WASHINGTON: Sens. Mark Warner, D-VA, Marco Rubio, R-Fla., and Susan Collins, R-ME, unveiled today a bill that will require federal agencies, many government contractors, and critical infrastructure owners and operators to report within 24 hours of discovery of any cyber incidents “that pose a threat to national security.”
One of the bill’s goals is to “enable the development of a common operating picture of national-level cyber threats,” according to a draft shared with Breaking Defense on Tuesday evening.
The bill, titled the Cyber Incident Notification Act of 2021, marks a major step in trying to address a challenge long recognized by Congress, the US government, and many in the private sector: A deficit of cyber information sharing hinders the government’s ability to respond to major cyber incidents.
Lack of timely information also affects the ability of federal agencies, companies, and other affected entities to quickly learn about and adapt cyber defenses to real-time, ongoing cyber incidents, such as the Microsoft Exchange cyberespionage campaign earlier this year that affected some 140,000 US entities. The US government, along with a broad coalition of allies and partners, on Monday formally attributed that campaign to China.
“It seems like every day Americans wake up to the news of another ransomware attack or cyber intrusion,” Warner, chairman of the Senate Select Committee on Intelligence and one of the bill’s co-sponsors, said in a press release. “We shouldn’t be relying on voluntary reporting to protect our critical infrastructure. We need a routine federal standard so that when vital sectors of our economy are affected by a breach, the full resources of the federal government can be mobilized to respond to and stave off its impact.”
Warner’s comments on the inadequacy of “voluntary reporting” echo sentiments he has expressed for months, including allusions to this bill.
There is currently no federal law that requires cyber incident reporting to the federal government. Some states have data breach notification laws, but those laws’ requirements often revolve around the theft of consumer financial data or personal identifiable information (PII), such as Social Security numbers, and the notifications are sent to affected consumers.
Existing data breach notification laws do not apply to incidents such as the SolarWinds cyberespionage campaign or the Colonial Pipeline ransomware attack, despite the national security implications they revealed.
The need for mandatory reporting came in to focus following SolarWinds, which was voluntarily reported by cybersecurity company FireEye following the campaign’s discovery after nine months of investigation, and Colonial Pipeline, during which CISA then-Acting Director Brandon Wales told Congress his agency was not receiving the technical information it needed to communicate and respond.
The legislation enjoys broad bipartisan support, including from Intelligence Committee member Collins, who introduced an information sharing bill in 2012 that failed to gain traction. Collins characterized this bill as “common sense and long overdue.”
“Having a clear view of the dangers the nation faces from cyberattacks is necessary to prioritizing and acting to mitigate and reduce the threat,” Collins said in the press release. “Failure to enact a robust cyber incident notification requirement will only give our adversaries more opportunity to gather intelligence on our government, steal intellectual property from our companies, and harm our critical infrastructure.”
The proposed law requires federal agencies and critical infrastructure owners and operators — as well as government contractors and subcontractors, excluding those providing housekeeping and custodial services or non-IT products or services below micro-purchase threshold — to report cyber incidents to Homeland Security’s Cybersecurity and Infrastructure Agency (CISA) within 24 hours of discovery.
It instructs CISA to “establish Cyber Intrusion Reporting Capabilities to facilitate the submission of timely, secure, and confidential cybersecurity notifications.”
The bill also addresses several longtime concerns of private entities by providing “limited immunity” to reporting companies and requiring CISA to implement data security to protect PII and privacy.
Notably, the law would exempt cyber incident notifications from the Freedom of Information Act.

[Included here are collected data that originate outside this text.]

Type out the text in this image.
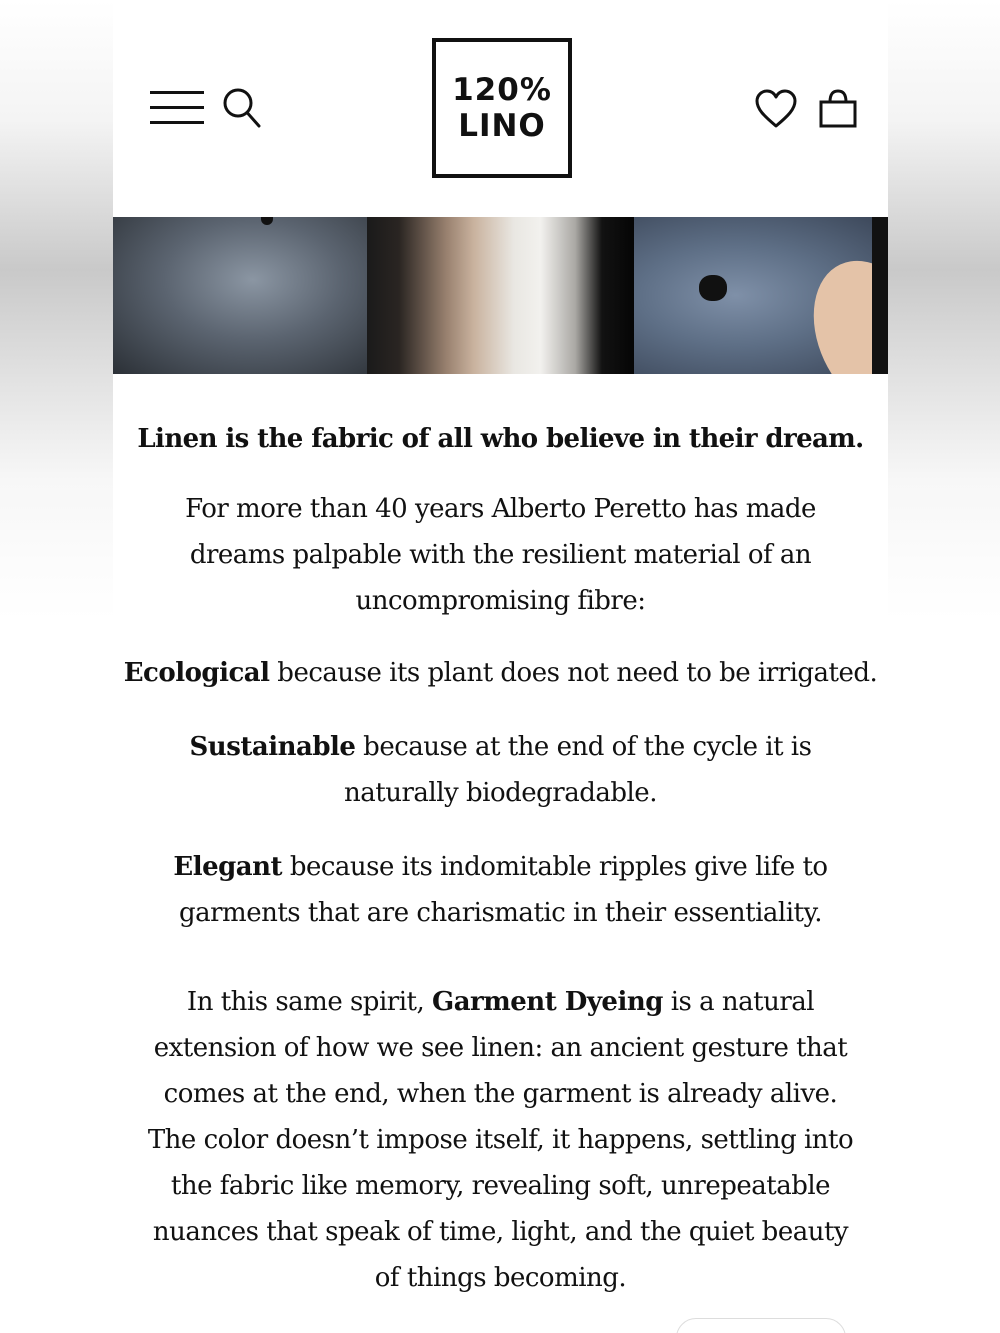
120%
LINO
Linen is the fabric of all who believe in their dream.

For more than 40 years Alberto Peretto has made dreams palpable with the resilient material of an uncompromising fibre:

Ecological because its plant does not need to be irrigated.

Sustainable because at the end of the cycle it is naturally biodegradable.

Elegant because its indomitable ripples give life to garments that are charismatic in their essentiality.

In this same spirit, Garment Dyeing is a natural extension of how we see linen: an ancient gesture that comes at the end, when the garment is already alive. The color doesn’t impose itself, it happens, settling into the fabric like memory, revealing soft, unrepeatable nuances that speak of time, light, and the quiet beauty of things becoming.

The law would also bar notifications from being used as evidence in any civil or criminal cases against the reporting entity or being subject to subpoenas, except for legal actions brought by the federal government or congressional subpoenas for oversight, respectively.
The bill’s introduction follows the recent Senate confirmations of National Cyber Director Chris Inglis and CISA Director Jen Easterly, who both hold roles that will be central to coordinating national cyber defense in response to future incidents.
Rubio, vice chairman of the Intel Committee and one of the bill’s co-sponsors, said cyberattacks are “out of control,” and the government must take “decisive action.” He added that all US organizations should “act immediately” once an attack is discovered.
“The longer an attack goes unreported, the more damage can be done,” Rubio said in the press release. “Ensuring prompt notification will help protect the health and safety of countless Americans and will help our government track down those responsible.”